Metal Manifesto Part II: The Radio Era

Continued from Metal Manifesto Part I: The Beginning

There are several major rock stations that are receivabble over FM radio broadcast in the Greater Boston Area (JOB?). Each tries desperately to define itself as THE definitive source of rock in the area, no matter how similar their mindless blathering DJ’s, or commercialized programming.

But it was a start. And WAAF isn’t so bad. Or wasn’t so bad. Dunno about nowadays.

There is no metal radio in Boston. Will there ever be? The metal scene is quite lively, especially out West in blue-collar Worcester, and I’m told in the Merrimack Valley as well.

So I spent my middle school years listening to crappy alternative rock/Hard Rock radio, searching for my musical identity. I found, and would later reject, for right or wrong, some bands: Sevendust, Tool, Powerman 5000, LImp Bizkit (the first step is to admit, right?).

Then I went to summer camp and met “Jesper Strömblad”.

Jesper was 16, I was 14. When you’re 14, 2 years is a bigger proportion of your life than it would be to me now, at 22. By exactly 4/77 times. Don’t ask me why that is important, it just is.

So Jesper was from a band called IN Flames, from Sweden. I would later learn that Sweden is the second most metal country in the world. (Data forthcoming). Though he was from Pennsylvania. He had long dark brown hair and a dry, caustic sense of humor.

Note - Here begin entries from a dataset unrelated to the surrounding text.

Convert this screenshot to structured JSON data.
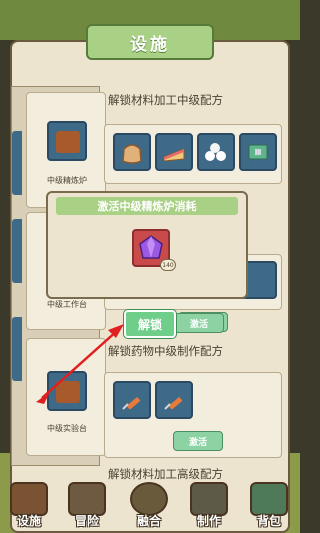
{
  "header": {
    "title": "设施"
  },
  "facilities": [
    {
      "label": "中级精炼炉"
    },
    {
      "label": "中级工作台"
    },
    {
      "label": "中级实验台"
    }
  ],
  "recipes": [
    {
      "title": "解锁材料加工中级配方"
    },
    {
      "title": "解锁药物中级制作配方",
      "activate_label": "激活"
    },
    {
      "title": "解锁材料加工高级配方"
    }
  ],
  "recipe2_activate": "激活",
  "popup": {
    "title": "激活中级精炼炉消耗",
    "item_icon": "purple-gem-icon",
    "count": "140",
    "unlock_label": "解锁",
    "activate_label": "激活"
  },
  "nav": [
    {
      "label": "设施",
      "icon": "facility-icon"
    },
    {
      "label": "冒险",
      "icon": "adventure-icon"
    },
    {
      "label": "融合",
      "icon": "fusion-icon"
    },
    {
      "label": "制作",
      "icon": "craft-icon"
    },
    {
      "label": "背包",
      "icon": "backpack-icon"
    }
  ],
  "colors": {
    "accent_green": "#a9d186",
    "slot_blue": "#3e6a88",
    "button_green": "#6fcf8a",
    "arrow_red": "#e02020"
  }
}
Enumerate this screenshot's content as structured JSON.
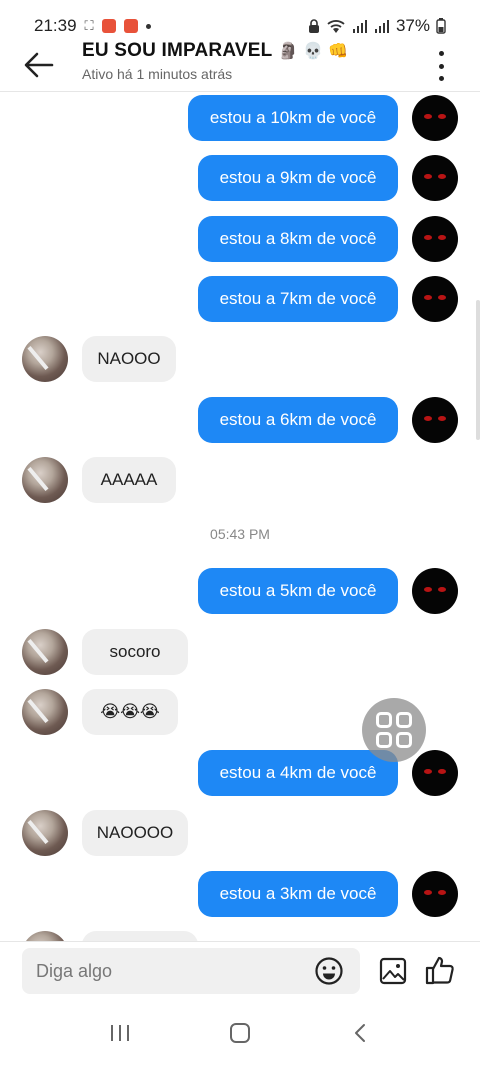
{
  "status": {
    "time": "21:39",
    "battery": "37%"
  },
  "header": {
    "title": "EU SOU IMPARAVEL",
    "title_emojis": "🗿 💀 👊",
    "subtitle": "Ativo há 1 minutos atrás"
  },
  "messages": [
    {
      "dir": "out",
      "text": "estou a 10km de você"
    },
    {
      "dir": "out",
      "text": "estou a 9km de você"
    },
    {
      "dir": "out",
      "text": "estou a 8km de você"
    },
    {
      "dir": "out",
      "text": "estou a 7km de você"
    },
    {
      "dir": "in",
      "text": "NAOOO"
    },
    {
      "dir": "out",
      "text": "estou a 6km de você"
    },
    {
      "dir": "in",
      "text": "AAAAA"
    },
    {
      "dir": "time",
      "text": "05:43 PM"
    },
    {
      "dir": "out",
      "text": "estou a 5km de você"
    },
    {
      "dir": "in",
      "text": "socoro"
    },
    {
      "dir": "in",
      "text": "😭😭😭"
    },
    {
      "dir": "out",
      "text": "estou a 4km de você"
    },
    {
      "dir": "in",
      "text": "NAOOOO"
    },
    {
      "dir": "out",
      "text": "estou a 3km de você"
    }
  ],
  "composer": {
    "placeholder": "Diga algo"
  },
  "colors": {
    "outgoing_bubble": "#1e88f5",
    "incoming_bubble": "#efefef"
  }
}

He owned a stunningly gorgeous red Gibson SG that would inspire my own guitar years later. Why is the shape of a guitar so important? It just is. So Jesper started a band and recorded a song with them. I tagged along and gained my eventual nickname, “roadie”. But that’s a story for another time.

The next summer Jesper showed up with a CD and a story. The opening song on the CD (see below), captured my heart in an instant. The riffs were magical in their brutal beauty. It remains one of my favorite songs. And of course he had used the same main riff in the song he recorded the previous summer.

There he was in the liner notes, Jesper Strömblad. But the picture didn’t quite fit. The Jesper Strömblad in the liner notes had long blonde hair and was… a different person. Our Jesper told us about the strict Swedish laws — that prohibited minors from publishing music, thus forcing the band to use a stand-in for the photos (and live shows? So he could goto school or something?).

In any event, it’s unlikely I believed him then. I believed parts, but I was suspicious. I wanted to believe.

I also don’t remember when, exactly, the illusion dissolved and he shed the identity of Jesper.

So Jesper introduced me to metal. 4 songs from 4 bands started it all: Iron Maiden with The Whicker Man, In Flames with Embody the Invisible, Kamelot with Nights of Arabia, and Sonata Arctica with My Land.

Many people seem to have a “Heavy Metal” phase in their life. A temporary and immature indulgence in an angst-ridden sonic landscape. Especially for those who where at their angsty prime during the height of pop/glam-metal-mania (the 80’s). But metal means something very different today, in a world where it is very much not cool. Not that people don’t think it cool if you like metal, since it’s kind of unusual, but there’s definitely stigma attached to it.